Lettere. Per certa pubblicità è già Natale. L'insulsa giostra che accelera le stagioni
Caro Avvenire,
è proprio vero il luogo comune che recita: «Non ci sono più le stagioni di un tempo!». Parodiandolo ci sarebbe da dire: «Non ci sono più le ricorrenze di un tempo!». Fuor di metafora, vorrei segnalare attraverso il nostro giornale a tutti gli amici lettori quanto antipatica, e (forse) anche controproducente per gli interessati, risulti la pubblicità che, da alcune settimane (fine settembre), una nota casa produttrice di divani e poltrone, propina incessante ai telespettatori annunciando sconti per l’imminente Natale. Dice proprio così la propaganda: «È già Natale qui (e nomina l’impresa indu-striale)! ». Ovviamente c’è ampia libertà ormai su tutto, con casi anche più gravi di questo, ma per cortesia che il Santo Natale a fine settembre venga usato per incrementare le vendite di un sofà, mi sembra proprio eccessivo. Non so se questo mio parere possa essere condiviso.
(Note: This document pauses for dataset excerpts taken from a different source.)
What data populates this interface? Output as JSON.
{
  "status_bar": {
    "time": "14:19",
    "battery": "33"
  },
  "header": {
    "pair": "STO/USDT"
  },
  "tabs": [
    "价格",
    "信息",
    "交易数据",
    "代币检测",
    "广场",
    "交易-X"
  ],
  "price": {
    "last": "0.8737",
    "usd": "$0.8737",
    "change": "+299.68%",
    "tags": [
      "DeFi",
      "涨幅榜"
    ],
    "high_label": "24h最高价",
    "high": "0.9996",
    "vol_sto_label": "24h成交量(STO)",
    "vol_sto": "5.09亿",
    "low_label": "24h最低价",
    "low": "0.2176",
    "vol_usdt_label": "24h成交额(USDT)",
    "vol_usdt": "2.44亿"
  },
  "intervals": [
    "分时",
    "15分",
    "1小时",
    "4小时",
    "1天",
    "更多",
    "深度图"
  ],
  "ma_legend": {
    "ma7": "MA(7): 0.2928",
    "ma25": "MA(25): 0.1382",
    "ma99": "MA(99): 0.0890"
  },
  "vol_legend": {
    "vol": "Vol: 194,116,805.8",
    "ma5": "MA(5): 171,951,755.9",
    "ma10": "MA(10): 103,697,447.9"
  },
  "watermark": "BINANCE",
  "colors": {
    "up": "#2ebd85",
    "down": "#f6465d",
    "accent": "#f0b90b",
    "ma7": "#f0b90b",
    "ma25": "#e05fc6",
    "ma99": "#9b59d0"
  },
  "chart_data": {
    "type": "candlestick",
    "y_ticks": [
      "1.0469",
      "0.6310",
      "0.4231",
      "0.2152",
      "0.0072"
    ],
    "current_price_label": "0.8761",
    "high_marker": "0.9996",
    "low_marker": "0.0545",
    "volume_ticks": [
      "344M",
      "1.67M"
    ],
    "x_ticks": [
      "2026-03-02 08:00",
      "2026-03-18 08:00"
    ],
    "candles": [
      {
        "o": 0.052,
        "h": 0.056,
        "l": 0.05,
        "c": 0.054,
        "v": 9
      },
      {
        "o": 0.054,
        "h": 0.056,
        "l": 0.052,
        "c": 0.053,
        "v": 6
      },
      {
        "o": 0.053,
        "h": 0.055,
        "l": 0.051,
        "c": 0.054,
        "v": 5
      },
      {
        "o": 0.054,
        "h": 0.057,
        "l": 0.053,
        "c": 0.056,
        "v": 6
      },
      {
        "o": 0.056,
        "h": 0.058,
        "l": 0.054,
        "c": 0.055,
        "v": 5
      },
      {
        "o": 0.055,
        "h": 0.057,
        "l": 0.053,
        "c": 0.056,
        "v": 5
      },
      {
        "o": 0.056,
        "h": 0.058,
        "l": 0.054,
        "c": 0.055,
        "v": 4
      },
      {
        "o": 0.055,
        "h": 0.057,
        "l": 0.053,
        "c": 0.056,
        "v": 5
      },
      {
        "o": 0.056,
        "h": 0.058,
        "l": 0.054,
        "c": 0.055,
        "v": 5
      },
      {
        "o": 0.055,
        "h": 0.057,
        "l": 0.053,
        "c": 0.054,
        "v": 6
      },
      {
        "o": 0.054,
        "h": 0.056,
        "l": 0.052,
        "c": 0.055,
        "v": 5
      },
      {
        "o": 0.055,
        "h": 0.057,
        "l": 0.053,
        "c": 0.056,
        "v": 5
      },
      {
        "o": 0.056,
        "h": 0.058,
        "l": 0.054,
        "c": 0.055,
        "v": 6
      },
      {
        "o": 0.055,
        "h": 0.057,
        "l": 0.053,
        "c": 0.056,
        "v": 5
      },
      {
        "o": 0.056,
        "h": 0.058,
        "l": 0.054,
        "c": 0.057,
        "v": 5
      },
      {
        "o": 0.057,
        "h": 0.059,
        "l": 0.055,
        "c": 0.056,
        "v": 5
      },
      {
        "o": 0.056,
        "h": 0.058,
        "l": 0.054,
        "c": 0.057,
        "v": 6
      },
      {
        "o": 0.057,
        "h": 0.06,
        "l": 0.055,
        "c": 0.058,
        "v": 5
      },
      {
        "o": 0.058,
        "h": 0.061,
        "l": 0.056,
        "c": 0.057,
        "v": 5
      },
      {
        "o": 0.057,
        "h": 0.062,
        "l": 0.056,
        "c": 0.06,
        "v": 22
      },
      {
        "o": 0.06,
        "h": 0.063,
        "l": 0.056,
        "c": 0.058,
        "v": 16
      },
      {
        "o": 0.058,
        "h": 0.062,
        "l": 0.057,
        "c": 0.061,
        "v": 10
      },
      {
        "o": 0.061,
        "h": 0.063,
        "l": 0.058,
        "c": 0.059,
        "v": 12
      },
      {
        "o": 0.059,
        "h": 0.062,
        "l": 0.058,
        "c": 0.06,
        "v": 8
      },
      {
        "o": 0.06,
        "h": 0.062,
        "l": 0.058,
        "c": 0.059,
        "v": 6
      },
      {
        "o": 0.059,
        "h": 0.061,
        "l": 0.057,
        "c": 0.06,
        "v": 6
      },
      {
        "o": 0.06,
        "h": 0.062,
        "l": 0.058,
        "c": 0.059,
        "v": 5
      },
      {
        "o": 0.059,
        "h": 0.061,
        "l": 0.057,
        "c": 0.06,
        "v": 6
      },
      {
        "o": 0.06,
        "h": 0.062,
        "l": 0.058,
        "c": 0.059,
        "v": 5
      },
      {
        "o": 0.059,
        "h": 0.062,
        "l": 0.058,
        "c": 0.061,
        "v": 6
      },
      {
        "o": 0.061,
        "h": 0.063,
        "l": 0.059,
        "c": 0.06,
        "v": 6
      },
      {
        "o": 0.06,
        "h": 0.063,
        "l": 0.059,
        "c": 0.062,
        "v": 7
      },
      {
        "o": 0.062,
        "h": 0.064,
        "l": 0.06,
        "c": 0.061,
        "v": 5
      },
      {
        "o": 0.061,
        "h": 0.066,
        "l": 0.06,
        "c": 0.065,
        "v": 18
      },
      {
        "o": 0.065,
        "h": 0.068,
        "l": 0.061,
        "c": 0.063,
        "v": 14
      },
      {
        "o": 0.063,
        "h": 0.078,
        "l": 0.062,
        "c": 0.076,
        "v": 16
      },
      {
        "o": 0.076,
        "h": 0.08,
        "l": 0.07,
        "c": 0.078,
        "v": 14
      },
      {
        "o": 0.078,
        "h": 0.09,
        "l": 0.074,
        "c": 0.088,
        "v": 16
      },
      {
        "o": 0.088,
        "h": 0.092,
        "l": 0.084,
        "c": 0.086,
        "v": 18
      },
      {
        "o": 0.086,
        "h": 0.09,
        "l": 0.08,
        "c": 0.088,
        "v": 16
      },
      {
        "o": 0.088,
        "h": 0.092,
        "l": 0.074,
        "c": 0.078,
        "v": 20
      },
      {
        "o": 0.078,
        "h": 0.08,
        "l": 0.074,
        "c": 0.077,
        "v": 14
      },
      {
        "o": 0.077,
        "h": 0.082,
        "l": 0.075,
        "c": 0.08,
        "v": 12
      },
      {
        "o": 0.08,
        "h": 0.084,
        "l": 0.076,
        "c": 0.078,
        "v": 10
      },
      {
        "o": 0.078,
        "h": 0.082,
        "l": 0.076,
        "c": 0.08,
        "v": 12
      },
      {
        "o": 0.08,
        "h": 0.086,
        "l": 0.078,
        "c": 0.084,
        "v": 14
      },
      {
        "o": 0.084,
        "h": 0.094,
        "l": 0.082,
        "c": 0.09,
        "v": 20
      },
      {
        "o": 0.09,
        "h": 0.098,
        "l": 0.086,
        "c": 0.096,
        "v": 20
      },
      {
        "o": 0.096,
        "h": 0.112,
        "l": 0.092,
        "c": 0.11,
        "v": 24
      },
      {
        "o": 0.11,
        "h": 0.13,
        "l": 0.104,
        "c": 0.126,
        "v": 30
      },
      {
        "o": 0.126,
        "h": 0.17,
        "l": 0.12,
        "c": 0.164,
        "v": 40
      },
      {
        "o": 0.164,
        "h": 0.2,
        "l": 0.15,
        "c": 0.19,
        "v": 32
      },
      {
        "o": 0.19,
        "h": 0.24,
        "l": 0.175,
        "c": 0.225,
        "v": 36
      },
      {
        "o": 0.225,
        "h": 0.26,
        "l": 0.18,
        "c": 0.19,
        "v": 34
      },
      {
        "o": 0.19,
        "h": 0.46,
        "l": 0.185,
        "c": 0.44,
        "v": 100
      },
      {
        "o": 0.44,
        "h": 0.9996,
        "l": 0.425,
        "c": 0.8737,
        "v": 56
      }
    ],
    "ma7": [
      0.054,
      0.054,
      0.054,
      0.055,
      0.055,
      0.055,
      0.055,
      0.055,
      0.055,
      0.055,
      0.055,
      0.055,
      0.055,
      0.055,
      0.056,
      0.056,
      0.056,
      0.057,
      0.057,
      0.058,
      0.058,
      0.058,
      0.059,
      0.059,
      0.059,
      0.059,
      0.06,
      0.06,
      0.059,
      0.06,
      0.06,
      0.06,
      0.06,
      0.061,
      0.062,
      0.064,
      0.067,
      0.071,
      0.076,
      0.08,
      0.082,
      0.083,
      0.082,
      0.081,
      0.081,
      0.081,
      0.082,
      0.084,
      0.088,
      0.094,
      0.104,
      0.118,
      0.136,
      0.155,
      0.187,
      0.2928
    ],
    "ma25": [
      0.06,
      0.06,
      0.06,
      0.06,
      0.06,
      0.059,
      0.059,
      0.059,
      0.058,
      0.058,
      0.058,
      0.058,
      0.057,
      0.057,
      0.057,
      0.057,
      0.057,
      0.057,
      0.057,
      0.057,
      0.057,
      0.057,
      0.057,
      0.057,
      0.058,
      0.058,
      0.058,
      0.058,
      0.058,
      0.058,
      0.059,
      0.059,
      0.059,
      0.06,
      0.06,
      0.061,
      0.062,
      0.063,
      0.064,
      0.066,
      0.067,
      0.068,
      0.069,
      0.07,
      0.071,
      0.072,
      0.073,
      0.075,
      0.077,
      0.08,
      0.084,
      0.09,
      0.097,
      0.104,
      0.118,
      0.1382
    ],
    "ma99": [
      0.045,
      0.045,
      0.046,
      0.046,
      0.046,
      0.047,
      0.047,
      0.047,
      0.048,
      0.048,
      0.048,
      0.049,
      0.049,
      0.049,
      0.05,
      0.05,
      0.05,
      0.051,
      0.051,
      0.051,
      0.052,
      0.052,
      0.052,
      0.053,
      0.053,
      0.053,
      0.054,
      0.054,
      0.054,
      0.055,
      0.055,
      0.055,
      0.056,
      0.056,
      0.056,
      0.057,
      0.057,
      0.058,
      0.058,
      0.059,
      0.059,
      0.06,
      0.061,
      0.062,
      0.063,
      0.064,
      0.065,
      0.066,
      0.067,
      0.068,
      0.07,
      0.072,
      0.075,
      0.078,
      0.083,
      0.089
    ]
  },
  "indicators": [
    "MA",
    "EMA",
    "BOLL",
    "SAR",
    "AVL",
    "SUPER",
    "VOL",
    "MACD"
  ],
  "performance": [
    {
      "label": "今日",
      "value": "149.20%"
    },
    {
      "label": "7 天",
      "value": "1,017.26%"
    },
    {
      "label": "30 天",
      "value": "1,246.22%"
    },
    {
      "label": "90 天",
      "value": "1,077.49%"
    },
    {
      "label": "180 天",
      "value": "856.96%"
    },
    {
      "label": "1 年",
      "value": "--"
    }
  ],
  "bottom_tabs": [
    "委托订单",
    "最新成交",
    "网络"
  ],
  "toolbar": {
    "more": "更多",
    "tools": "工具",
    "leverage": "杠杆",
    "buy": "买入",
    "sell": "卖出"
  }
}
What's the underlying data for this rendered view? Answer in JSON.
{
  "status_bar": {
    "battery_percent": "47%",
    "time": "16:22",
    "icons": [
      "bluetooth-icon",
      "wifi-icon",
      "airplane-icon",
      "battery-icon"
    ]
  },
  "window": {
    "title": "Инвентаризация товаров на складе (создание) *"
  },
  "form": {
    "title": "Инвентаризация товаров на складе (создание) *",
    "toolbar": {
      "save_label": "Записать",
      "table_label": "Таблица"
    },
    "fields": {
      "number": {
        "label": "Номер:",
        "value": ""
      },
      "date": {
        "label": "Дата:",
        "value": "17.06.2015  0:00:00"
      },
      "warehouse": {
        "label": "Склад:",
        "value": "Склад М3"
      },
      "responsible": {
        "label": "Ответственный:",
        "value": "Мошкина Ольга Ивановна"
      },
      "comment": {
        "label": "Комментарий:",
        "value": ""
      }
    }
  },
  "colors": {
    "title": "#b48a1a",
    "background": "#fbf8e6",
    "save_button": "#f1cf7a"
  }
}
Dino Levante Novoli (Lecce)
Anche io, ascoltando quella pubblicità, che peraltro passa in tv con ritmi ossessivi, ho avuto un leggero sobbalzo. “È già Natale”? A fine settembre? Ma ho fatto da soli tre giorni il cambio di stagione negli armadi, ho obiettato tra me, debolmente. Un po’ sgomenta, nel sentire il cenno di una nenia natalizia adesso, quando ancora così vicino è il ricordo dell’estate. È la medesima sensazione che mi prende quando entro negli autogrill in autostrada, e ogni volta incappo, con più di un mese di anticipo, nelle (trapiantate) zucche di Halloween o nei (volutamente insignificanti) conigli pasquali. Mi pare di essere su una specie di giostra, che più velocemente ancora del tempo – che già è abbastanza veloce – accelera, allo scopo di diffondere il prima possibile le sue stagionali mercanzie.
Così che adesso, a inizio ottobre, negli autogrill è appunto già tempo di zucche; rapidamente si passerà ai Babbi Natale, e di corsa alle calze della Befana. Una settimana, e cuori, ovunque cuori, perché San Valentino si approssima; nonché Carnevale, e subito San Giuseppe, festa del papà e buona occasione pure questa per vendere cioccolatini. Poi, Pasqua si allarga sugli scaffali, con il suo corredo di uova e pulcini. Non ti sei ancora ripresa e di nuovo cuori ovunque, è la festa della mamma. E battono, battono veloci sui tasti le dita delle cassiere. Mentre il primo caldo orienta i consumi verso i fucili ad acqua, per la gran festa, che si prepara, del Ferragosto. Il gioco della giostra è consumare di più, e prima, oggetti non strettamente indispensabili, col pretesto di una ricorrenza. Ma è proprio il nome e il significato di quella festa che in questa sorta di frullatore rischia di essere svuotato, venendo proposto e ripetuto tanto tempo prima del suo scadere, che quando arriva già quasi quel nome ci è venuto a noia.
È proprio il significato di quelle feste a venire annullato nella pressione commerciale. Non è Natale, signor Levante, non ancora. Appena gli alberi cominciano a perdere le foglie, le mattine ingrigiscono, e l’uva, al mercato, è ancora buona. Le giornate si accorciano, ma il freddo non morde; un sole gentile ogni tanto compare, a dire che l’inverno è lontano. È solo autunno, la stagione del declino, lo sfarsi lento dell’estate che converge verso il lungo buio del solstizio di dicembre. Allora sì, nel fondo di quel buio e di quel freddo, si potrà dire: è Natale, e accendere le luci nelle case e sulle strade, a rischiararle. A sperare. Che quelle nostre modeste luci siano segno della gran luce che nasce. Nel culmine della notte, quando la natura pare vinta e morta, la struggente luce del Natale.